Subtle cues and modeled behaviors can develop emotionally resilient competitors.  Without words, social norms quietly teach individuals how to regulate feelings such as anger.  Consider this on and around the playing field.  Coaches that model a stiff upper lip when disappointed will find players who follow this focused lead.  Conversely, sports parents that are quick to blame coaches for their child’s modest playing time are likely to develop athletes that are quick to play victim in the face of challenge.  Sports culture of coaches and teammates that gravitate towards calm in the face of challenge reinforces these behaviors.  The mental game is contagious… sport communities can spread strength or instability.

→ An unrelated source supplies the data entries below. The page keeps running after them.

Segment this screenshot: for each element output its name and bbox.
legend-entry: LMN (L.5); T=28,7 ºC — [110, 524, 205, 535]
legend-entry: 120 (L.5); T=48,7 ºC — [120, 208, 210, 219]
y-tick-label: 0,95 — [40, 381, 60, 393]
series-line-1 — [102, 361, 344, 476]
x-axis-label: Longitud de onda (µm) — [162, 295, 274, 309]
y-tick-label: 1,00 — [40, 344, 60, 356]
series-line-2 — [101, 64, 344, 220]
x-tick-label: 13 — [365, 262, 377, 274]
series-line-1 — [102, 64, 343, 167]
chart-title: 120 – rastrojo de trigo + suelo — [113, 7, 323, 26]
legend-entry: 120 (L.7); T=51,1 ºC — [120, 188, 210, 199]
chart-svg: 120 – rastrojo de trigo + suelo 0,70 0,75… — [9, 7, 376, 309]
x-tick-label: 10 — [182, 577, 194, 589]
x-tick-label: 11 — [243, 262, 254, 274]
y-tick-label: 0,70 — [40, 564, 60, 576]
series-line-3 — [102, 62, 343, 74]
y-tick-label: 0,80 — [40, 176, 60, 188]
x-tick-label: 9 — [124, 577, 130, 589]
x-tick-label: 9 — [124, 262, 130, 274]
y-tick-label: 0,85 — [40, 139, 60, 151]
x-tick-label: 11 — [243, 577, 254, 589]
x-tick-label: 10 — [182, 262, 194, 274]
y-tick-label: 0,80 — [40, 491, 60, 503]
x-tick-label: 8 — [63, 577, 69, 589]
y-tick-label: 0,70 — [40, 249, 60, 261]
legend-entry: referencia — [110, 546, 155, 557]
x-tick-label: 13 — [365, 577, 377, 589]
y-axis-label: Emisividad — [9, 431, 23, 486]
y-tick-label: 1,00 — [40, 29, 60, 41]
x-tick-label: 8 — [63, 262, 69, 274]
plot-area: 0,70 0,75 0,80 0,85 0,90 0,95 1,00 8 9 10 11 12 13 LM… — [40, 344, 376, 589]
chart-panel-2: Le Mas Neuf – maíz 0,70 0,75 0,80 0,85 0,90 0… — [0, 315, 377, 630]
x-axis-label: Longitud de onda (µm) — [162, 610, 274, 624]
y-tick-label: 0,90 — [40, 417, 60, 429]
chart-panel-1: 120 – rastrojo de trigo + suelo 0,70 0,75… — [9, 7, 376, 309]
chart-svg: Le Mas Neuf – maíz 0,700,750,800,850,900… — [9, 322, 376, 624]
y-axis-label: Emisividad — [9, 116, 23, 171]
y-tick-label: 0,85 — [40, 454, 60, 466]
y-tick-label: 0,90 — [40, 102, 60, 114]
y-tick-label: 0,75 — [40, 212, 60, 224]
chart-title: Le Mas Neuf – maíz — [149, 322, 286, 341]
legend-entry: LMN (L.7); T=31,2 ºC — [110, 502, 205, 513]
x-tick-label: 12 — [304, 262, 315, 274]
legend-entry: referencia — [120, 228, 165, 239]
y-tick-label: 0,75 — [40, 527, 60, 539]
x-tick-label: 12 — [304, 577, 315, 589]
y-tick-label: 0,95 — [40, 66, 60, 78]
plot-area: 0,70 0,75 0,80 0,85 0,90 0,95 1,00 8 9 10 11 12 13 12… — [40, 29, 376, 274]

Recent research has gone as far as to highlight that the specific words that are heard and read literally are able to prime emotional performances.  Kevin Rounding and his colleagues found that when sacred words (“Bible, “divine,” etc.) were subtly layered into sentence unscrambling tasks research participants had deep wells of self-control following their reading.  Religion aside, Iris Mauss and her colleagues found that people’s anger could be automatically controlled when primed with words such as “cool,” “restrains,” and “disciplined.”  In a somewhat cunning manner, such studies suggest that thoughtful and consistent use of particular language by coaches and sports organizations can reap great mental toughness benefits.  This is far different than a passionate lecture about the importance of controlling one’s emotions.  Quite literally the coach that embeds specific words of self-control into pre-game speeches could potentially see fewer penalties and greater resilience from his team on the field.

The sporting landscape is filled with examples of poor emotional regulation – from Bobby Knight’s chair throwing incident to parent misbehavior at youth baseball games to hockey violence committed out of frustration.  Close inspection also reveals that too often the words of competition can be filled with themes of unrestrained aggression  – one can only imagine the language, layered throughout the locker rooms involved in NFL bounty-gate.  Aggressive play is important, but competing with unrestrained emotion leads to more failures than successes.  I am a strong advocate of priming performance, sporting environments that give themselves regular doses of emotional regulating cues find focus and well directed energy on the field.